一个用于白名单服务的布隆过滤器(bloom filter)

     

      bloom filter这种数据结构用于判断一个元素是否在集合内，当然，这种功能也可以由HashMap来实现。bloom filter与HashMap的区别在于，HashMap会储存代表这个元素的key自身(如key为"IKnow7"，那么HashMap将存储"IKnow7"这12个字节(java)，其实还需要包括引用大小，但java中相同string只存一份)，而bloom filter在底层只会使用几个bit来代表这个元素。在速度上，bloom filter对比与HashMap相差不大，底层同样是hash+随机访问。由于bloom filter对空间节省的特性，bloom filter适合判断一个元素是否在海量数据集合中。

bloom filter的一些概念

     bloom filter并非十全十美。bloom filter在添加元素时，会将对象hash到底层位图数组的k个位上，对这些位，bloom filter会将其值设为1。由于hash函数特性以及位图数组长度有限，不同的对象可能在某些位上有重叠。bloom filter在检查元素是否存在时，会检查该对象所对应的k个位是否为1，如果全部都为1表示存在，这里就出现问题了，这些位上的1未必是该元素之前设置的，有可能是别的元素所设置的，所以会造成一些误判，即原本不在bloom filter中的一些元素也被判别在bloom filter中。
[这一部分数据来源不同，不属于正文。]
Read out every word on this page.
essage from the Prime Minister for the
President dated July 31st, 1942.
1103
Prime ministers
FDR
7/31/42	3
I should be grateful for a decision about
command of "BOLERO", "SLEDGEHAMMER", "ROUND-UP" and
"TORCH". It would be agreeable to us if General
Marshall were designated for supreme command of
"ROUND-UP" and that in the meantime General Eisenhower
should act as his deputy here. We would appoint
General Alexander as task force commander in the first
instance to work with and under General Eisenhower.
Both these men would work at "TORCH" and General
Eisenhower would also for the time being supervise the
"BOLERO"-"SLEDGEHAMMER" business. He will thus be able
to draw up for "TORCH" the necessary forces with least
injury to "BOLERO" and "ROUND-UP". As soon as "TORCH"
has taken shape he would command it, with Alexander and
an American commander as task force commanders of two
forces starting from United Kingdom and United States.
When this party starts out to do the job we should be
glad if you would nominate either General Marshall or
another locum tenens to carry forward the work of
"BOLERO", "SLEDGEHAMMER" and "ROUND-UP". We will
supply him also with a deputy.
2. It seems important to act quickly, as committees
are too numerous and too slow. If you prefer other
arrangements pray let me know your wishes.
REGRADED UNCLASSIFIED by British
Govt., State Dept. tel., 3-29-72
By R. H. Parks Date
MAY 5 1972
bloom filter的这种误判被称为"积极的误判"，即存在的元素的一定会通过，不存在的元素也有可能通过，而不会造成对存在的元素结果为否的判定。

                    

     可以简单猜测，误判的概率与hash的选择、位图数组的大小、当前元素的数量以及K(映射位的个数)有关。一般来说，hash值越平均、位图数组越大、元素数量越少那么误判的概率就越低。

     这是一个大牛写的关于bloom filter设计与误判率的理论分析，大伙可以去看看：http://www.cnblogs.com/allensun/archive/2011/02/16/1956532.html。

bloom filter在web上的应用

     在web应用中我们经常需要使用白名单来过滤一些请求，用以避免一些无效的数据库访问或者恶意攻击。对于允许一些误判率且存在海量数据的白名单来说，使用bloom filter是不二的选择。

使用bloom filter实现一个支持增量请求的白名单

     白名单通常是需要更新的，更新的方式一般有全量和增量更新。全量不必说，重新定义个bloom filter将当前所有数据放入其中即可。增量更新的话，一般会提供一段时间内新增和删除的数据，所以需要在白名单中将数据进行合并，该添加的添加，该删除的删除。

     可是...... 原生的bloom filter并不支持元素的删除操作，因为某一位可能为多个元素所用。一种不切实际的想法是为bloom filter的每一位设置一个引用计数，每删除一个元素减1。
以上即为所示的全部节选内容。